Женщина вытерла слезы, спрятала скомканный платок и тихо произнесла:

– Простите. Я обычно всегда держусь, а тут и сама не знаю, что на меня нашло.

– Ничего страшного. Самое главное – никогда не сдаваться. Скажите, Женька сам не сдается?

– Я думаю, что он уже давно сдался. Он слабеет день ото дня и сам отчетливо это понимает. С тех пор как Сашенька погибла, в этом доме настали трудные времена. Женя знает о том, что он умирает. Когда я ухожу к себе спать, он всегда прощается со мной навсегда. Я начинаю его ругать, а он говорит, что в жизни может случиться всякое. Быть может, я утром проснусь, а его уже нет, и я буду казнить себя за то, что не успела с ним попрощаться.

– Теть Люба, пустите меня к нему.

– Иди, – грустно улыбнулась женщина и обняла меня за плечи. – Ты говоришь, точно как Сашенька.

– А как говорила Сашенька?

– Она всегда говорила не «тетя Люба», а «теть Люба». Ты даже чем-то на нее похожа.

– Чем?

– Глазами, – ни минуты не раздумывая, ответила женщина. – У тебя Сашенькины глаза.

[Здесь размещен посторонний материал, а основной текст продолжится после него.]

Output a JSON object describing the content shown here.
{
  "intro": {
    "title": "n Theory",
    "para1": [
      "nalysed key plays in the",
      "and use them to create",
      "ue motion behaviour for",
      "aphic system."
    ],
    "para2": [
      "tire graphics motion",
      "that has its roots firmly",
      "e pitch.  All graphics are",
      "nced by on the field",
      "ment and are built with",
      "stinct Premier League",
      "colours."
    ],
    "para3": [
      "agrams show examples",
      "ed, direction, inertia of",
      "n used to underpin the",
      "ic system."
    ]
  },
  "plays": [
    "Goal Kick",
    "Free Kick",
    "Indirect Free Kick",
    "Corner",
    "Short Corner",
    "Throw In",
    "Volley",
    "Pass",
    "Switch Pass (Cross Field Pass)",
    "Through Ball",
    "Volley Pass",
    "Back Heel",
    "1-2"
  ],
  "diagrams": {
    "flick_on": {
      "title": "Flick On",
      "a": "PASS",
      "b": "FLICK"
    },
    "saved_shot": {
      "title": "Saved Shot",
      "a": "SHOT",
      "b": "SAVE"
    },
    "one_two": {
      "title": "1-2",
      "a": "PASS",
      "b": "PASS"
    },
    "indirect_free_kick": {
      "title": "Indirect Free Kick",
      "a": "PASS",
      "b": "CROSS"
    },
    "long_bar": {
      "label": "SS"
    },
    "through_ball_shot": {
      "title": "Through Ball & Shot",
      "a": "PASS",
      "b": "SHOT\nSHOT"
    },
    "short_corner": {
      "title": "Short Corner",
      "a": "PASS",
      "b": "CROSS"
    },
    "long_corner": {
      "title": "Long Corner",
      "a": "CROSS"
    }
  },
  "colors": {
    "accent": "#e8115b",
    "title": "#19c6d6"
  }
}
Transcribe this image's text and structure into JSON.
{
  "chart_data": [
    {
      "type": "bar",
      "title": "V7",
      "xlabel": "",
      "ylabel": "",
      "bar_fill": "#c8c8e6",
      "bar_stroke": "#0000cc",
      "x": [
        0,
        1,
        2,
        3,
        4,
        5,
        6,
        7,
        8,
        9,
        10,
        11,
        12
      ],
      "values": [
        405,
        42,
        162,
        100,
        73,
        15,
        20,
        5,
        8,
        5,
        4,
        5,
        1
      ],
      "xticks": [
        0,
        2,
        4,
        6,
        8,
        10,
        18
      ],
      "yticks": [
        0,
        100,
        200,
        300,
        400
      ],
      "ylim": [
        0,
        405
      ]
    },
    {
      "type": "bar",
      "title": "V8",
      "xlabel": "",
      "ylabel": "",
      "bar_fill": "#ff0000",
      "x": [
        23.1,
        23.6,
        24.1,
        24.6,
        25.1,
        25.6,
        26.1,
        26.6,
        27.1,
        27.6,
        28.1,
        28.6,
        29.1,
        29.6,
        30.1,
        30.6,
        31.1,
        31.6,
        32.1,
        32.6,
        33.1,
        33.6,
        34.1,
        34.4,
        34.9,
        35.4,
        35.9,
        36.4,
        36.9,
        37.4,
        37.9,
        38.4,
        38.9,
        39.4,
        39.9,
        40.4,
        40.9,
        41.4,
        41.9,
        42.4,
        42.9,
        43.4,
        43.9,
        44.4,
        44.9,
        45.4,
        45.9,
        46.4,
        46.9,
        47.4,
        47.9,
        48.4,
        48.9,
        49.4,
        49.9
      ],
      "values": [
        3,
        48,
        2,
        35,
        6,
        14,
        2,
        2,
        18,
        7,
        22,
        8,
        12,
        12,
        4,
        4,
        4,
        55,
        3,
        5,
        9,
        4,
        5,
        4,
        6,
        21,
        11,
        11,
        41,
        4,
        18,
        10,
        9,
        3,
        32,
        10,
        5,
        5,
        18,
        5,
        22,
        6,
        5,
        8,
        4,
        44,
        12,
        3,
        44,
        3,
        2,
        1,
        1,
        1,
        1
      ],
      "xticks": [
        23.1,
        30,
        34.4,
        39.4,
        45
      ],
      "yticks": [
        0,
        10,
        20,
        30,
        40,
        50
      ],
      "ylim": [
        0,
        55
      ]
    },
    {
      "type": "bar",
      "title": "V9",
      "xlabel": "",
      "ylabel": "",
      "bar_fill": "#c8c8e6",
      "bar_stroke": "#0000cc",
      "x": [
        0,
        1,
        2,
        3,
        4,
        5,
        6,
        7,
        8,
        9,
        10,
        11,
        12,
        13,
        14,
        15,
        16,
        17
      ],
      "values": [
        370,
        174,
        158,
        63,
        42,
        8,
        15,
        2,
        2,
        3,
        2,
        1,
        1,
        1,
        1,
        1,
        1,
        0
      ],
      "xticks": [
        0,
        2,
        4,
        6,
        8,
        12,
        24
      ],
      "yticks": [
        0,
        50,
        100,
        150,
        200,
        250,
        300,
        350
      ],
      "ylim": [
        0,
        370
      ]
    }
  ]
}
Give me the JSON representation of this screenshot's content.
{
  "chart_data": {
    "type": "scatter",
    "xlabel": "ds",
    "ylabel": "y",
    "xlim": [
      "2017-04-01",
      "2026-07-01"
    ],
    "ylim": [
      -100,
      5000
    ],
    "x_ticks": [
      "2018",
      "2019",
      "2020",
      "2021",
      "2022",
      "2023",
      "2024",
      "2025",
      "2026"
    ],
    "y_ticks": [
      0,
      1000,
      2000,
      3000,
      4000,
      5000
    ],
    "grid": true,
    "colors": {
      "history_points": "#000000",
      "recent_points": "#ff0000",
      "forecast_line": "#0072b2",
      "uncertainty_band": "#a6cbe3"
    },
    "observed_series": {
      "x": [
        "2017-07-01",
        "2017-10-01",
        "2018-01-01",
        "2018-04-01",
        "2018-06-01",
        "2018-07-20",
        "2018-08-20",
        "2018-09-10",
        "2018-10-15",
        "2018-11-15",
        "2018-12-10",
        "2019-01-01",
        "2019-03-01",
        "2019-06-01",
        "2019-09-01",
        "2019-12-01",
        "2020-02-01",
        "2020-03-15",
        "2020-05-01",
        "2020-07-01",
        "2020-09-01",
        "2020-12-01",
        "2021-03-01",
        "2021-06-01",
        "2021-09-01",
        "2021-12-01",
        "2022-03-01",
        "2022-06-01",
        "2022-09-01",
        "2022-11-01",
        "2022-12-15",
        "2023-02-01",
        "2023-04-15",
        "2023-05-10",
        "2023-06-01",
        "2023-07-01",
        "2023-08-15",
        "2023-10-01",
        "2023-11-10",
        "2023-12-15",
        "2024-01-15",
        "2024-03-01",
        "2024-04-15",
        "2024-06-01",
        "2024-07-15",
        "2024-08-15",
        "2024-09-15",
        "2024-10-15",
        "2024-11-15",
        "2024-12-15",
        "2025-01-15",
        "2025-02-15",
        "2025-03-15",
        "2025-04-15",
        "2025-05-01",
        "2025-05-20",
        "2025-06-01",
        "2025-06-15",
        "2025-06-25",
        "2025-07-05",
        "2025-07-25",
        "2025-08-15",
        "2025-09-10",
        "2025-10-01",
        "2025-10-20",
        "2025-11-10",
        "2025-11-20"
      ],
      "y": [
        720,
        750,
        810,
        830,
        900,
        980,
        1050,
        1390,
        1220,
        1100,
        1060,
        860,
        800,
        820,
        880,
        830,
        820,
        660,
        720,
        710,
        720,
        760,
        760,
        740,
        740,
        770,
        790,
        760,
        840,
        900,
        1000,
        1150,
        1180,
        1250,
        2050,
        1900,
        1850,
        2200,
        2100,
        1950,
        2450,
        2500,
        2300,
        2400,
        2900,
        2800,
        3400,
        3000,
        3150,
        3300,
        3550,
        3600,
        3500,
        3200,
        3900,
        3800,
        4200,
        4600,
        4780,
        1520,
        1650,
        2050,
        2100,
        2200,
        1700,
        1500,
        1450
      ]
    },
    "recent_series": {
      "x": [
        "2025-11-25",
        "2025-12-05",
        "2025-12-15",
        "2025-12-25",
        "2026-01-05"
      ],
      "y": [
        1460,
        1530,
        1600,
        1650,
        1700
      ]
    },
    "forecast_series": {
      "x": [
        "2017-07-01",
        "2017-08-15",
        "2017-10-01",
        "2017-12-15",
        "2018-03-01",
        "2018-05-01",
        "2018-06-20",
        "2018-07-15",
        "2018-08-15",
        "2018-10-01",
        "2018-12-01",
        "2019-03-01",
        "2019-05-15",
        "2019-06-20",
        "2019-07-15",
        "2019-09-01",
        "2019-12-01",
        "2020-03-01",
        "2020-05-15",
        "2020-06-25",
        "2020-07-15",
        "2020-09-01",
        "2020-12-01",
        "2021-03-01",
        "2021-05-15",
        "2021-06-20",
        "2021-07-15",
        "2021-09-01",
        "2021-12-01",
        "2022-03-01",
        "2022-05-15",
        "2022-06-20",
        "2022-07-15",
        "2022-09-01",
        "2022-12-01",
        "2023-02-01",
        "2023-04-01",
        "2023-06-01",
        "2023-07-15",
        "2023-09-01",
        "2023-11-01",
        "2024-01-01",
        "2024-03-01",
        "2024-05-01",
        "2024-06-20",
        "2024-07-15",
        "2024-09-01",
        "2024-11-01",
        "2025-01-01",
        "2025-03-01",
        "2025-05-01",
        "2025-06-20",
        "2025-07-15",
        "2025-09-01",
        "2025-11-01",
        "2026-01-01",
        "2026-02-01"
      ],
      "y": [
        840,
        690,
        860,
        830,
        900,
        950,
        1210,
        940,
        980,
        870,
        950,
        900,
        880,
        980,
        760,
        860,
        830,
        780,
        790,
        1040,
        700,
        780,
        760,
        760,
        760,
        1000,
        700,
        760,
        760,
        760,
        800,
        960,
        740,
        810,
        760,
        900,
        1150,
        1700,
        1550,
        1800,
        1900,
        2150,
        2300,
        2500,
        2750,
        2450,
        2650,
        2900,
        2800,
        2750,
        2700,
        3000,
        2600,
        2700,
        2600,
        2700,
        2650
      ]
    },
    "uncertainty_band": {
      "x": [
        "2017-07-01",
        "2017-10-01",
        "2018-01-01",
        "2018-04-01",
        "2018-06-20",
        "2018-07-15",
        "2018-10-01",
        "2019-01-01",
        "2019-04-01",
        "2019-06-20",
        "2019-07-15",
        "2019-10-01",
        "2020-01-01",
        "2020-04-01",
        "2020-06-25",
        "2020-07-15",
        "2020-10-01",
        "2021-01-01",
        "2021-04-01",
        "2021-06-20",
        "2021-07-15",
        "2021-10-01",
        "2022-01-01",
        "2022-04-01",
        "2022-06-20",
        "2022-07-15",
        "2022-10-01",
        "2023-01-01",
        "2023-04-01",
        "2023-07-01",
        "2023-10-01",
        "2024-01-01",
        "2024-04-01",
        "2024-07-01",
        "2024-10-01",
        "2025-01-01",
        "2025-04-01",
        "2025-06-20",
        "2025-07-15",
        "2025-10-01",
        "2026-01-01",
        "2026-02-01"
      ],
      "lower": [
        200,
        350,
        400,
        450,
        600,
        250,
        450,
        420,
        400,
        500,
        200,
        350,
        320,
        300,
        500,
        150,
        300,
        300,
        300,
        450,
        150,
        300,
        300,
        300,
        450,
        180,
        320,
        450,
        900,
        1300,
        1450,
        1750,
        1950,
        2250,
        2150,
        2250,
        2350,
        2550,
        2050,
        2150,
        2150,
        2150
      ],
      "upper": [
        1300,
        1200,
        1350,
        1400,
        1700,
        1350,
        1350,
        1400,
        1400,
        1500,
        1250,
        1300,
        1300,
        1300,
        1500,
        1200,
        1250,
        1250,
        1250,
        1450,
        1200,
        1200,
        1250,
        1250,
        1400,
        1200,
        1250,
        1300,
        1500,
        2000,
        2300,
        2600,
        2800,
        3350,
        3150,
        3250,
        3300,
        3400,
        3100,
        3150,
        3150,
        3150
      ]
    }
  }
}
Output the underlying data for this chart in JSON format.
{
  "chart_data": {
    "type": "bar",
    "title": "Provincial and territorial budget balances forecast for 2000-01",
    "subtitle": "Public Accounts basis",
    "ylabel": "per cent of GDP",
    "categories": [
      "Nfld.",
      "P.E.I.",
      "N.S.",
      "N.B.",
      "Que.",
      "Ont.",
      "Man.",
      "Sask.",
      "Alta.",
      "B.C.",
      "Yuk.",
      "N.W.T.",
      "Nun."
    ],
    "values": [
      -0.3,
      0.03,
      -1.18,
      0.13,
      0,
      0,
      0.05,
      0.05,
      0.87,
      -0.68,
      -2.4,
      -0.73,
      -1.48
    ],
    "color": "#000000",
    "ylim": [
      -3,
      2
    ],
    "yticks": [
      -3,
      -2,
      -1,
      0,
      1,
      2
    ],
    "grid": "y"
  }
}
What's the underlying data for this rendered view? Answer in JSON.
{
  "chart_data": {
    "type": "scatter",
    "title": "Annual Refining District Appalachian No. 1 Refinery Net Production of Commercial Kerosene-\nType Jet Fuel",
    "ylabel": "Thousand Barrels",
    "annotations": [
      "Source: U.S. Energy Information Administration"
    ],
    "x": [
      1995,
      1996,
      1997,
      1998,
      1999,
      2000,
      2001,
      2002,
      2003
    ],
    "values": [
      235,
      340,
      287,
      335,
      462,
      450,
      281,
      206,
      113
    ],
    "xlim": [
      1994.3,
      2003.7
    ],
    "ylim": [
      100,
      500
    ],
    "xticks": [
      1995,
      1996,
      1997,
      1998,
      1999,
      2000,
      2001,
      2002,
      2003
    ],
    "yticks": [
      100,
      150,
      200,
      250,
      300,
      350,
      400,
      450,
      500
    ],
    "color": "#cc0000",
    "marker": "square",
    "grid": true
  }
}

Мне в очередной раз захотелось броситься этой милой женщине на шею и на весь мир закричать ей о том, что я и есть Сашенька, но я прекрасно понимала, что не должна этого делать.

Любовь Викторовна открыла дверь в Женькину комнату.

– Женя, у нас гости.

Я тут же вошла и закрыла за собой дверь, оставив домработницу по ту сторону двери.

– Какие ещё гости?! – Я услышала слабый голос брата.

– Привет… – Я с болью в душе посмотрела на человека, сидевшего в инвалидной коляске, и почувствовала, как от дикой, раздирающей боли мое сердце сжалось в комок. Уж больно он был бледен и слаб. В этом человеке не было ничего от того Женьки, который хоть и ездил в инвалидной коляске, но вел активную жизнь. С которым я ругалась по поводу женских трусов, валяющихся у двери, горы пустых бутылок из-под спиртного и его помятого внешнего вида. Теперь же этого внешнего вида не было вообще. Выпирающие кости были обтянуты белой прозрачной кожей, такой тонкой, что казалось, если к ней прикоснуться, она просто порвется.

– Ты кто и как ты сюда попала?

На коленях брата лежал мой портрет, на котором я улыбалась своей широкой яркой улыбкой, обнажив свои белоснежные зубы, и держала огромный букет орхидей, подаренных мне братом. Я вздрогнула оттого, что мой портрет был обрамлен черной рамкой, и, несмотря на то, что на фотографии я смеялась, он наводил только на грустные мысли.